I’ve better take care
not to open my clutch
and close it again, nervously
as the man tallying his cigarettes.

nothing left for mangoes.

cookie dough out of the question
when the region’s dutiful assembly lines
opt for quantity over lesser risks of fatality
but they’ll spend one more year cutting down.

I’ve got no fare.

one plastic bag against my hip
two mothers arguing over the merit
of natural childbirth, and if car hood deliveries
function like virginity in today’s half-lit power struggles.

Lessons

one day you will
be old enough
to understand and nod
at the sanctity of closed doors.

an accusation and a wild party
that you did not witness
or volunteer yourself to paint.

your eyes—wide
as these coastal steps
that receive your delight
when grandfathers drink black coffee

one on the curb, rough thumb
circling, hardy compass
directing your saturated interest.

one day you will
be old enough
to realize and accept
the minority indifferent to milk and honey.

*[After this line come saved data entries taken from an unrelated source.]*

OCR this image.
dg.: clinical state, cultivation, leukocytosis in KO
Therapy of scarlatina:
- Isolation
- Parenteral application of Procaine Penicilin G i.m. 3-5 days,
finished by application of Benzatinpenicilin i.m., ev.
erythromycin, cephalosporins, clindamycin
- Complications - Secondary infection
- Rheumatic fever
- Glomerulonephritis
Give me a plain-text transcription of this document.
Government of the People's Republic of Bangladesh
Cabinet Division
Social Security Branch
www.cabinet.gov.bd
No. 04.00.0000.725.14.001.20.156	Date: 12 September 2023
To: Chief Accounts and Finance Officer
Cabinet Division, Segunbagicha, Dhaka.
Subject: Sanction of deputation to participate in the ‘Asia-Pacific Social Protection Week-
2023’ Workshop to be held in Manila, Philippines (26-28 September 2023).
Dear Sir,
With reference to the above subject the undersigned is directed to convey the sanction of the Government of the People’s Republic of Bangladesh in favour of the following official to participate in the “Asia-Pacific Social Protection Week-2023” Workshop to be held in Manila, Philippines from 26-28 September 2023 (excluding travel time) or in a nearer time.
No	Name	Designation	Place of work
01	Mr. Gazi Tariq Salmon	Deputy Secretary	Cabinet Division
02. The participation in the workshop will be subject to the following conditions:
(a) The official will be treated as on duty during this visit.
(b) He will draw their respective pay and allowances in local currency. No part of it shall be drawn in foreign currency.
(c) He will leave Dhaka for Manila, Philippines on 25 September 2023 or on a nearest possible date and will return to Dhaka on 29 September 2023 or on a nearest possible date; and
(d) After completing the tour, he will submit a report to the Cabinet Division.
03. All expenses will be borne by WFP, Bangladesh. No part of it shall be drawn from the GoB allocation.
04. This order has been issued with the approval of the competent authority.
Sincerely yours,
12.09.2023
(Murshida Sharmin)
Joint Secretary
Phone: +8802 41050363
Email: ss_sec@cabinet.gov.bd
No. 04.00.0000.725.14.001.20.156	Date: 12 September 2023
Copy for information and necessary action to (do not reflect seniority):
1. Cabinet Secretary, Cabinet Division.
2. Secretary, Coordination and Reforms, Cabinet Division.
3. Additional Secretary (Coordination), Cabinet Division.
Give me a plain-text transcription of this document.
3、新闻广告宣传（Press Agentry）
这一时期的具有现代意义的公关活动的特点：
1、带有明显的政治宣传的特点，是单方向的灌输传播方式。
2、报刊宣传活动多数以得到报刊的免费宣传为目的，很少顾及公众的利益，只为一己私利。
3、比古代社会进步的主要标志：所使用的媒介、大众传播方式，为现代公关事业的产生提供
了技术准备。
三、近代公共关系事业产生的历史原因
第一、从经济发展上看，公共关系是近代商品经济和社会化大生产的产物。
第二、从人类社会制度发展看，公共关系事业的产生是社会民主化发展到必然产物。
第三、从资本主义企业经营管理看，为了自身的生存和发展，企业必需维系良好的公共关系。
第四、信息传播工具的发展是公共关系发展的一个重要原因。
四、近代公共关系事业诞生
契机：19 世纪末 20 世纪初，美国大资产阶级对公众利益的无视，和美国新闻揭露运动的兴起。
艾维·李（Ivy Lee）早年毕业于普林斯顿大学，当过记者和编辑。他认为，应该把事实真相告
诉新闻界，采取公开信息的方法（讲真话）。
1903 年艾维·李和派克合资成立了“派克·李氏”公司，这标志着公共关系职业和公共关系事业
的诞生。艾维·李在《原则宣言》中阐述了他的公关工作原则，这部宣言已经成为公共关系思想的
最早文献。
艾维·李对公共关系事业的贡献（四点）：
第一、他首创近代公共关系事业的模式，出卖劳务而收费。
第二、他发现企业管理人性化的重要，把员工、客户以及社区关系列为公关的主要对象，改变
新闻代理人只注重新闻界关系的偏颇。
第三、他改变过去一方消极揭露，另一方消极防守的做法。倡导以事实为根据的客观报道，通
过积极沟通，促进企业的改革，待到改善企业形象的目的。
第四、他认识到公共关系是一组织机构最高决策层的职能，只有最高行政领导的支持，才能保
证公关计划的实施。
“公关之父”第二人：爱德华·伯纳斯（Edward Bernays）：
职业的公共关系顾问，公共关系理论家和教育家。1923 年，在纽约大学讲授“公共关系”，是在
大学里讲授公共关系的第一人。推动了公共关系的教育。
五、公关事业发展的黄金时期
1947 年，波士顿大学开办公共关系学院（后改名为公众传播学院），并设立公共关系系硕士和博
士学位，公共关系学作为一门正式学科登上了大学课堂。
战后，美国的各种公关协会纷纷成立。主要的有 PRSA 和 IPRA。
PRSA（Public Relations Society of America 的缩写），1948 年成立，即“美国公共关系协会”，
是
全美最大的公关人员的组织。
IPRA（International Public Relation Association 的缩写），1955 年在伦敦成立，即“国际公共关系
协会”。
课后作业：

Cat No. 61 of the 500 Cats Project

Strychnine

hungry, little pussycat?

I’ve got a glass
of milk.

liquid, solid.

mine kills the mice
that feast on the crops,
reaping all

that they never sowed.

I will not
I will not
I will not
I will not

press a button
for tomatoes,
sickened by a
jaundice spreading
from the top.

rotting, like the
famous uncle
who pressed before you.

the one who believed
melanin
determines
lack of worth.

copulation is a choice

while

procreation is the outcome,

but though I scare
enough to where
I’ve accepted that
I will adopt,

being twenty-five without
a closet of diapers
does not determine
lack of worth.

I will not
I will not
I will not
I will not

give Ariel a read.

not yet.

I am shaking.

one word closer to asking
how, with your logic,
with your presuming
that I, some kind of person
who sifts through the trash,

a high school dropout
you yell at
to pay for the Bachelor’s
you believe you’re owed,

– maybe for the way
you lick the rim of
your alabaster professor’s
coffee mug –

I do not know.

I should not conclude.

as you’ve declared
I’ve ruined your life.

what’s owed is owed,
and that patch
of red velvet cake
adorned with petals,

white and almost translucent,
as the result of a tango
danced horribly.

over and
over and
over and
over and
over and
over and

under
the abs
which have
softened with time
as the lines on his forehead
deepen with each shrill scream.

look at yourself,
listen to yourself,

and bend.

all the way down.

not for him,

but for those panties.

and I think before you smirk
and yell to get your way –

though it works in a city
where everyone’s a beautiful
Nobel Laureate, but not
the kind of beautiful
Charles Barkley
wants in a contemporary
pinup calendar,

it won’t work with me.

and alone as I am,
at least I have the comfort
of knowing
I try not to bother.

yet I bother with you
and despite these rapid breaths,
you are still a human.

a special kind of rapist,
but a human.

permission

I politely asked a woman
– whose house stood sturdy
on the side of a road
that for years transgressed
the norms zip codes imposed –
if I could take a picture.

“My house?”
she blinked, confused.

I pointed to her cat
– whose eyes were like cups
emptied by children
eager for grape juice
and tropical punch in summer –
and I wanted to walk a bit closer.

“Oh, of course. Take him!”
she waved her hands, listless.

Tail like a caterpillar
– still, and wondering
if I was another weirdo
crawling into bed with socks
who ate my Pop-Tarts untoasted –
quivered itself to rest.

“Thank you, but I’ve got two.”
I frowned as the cat crouched rigidly.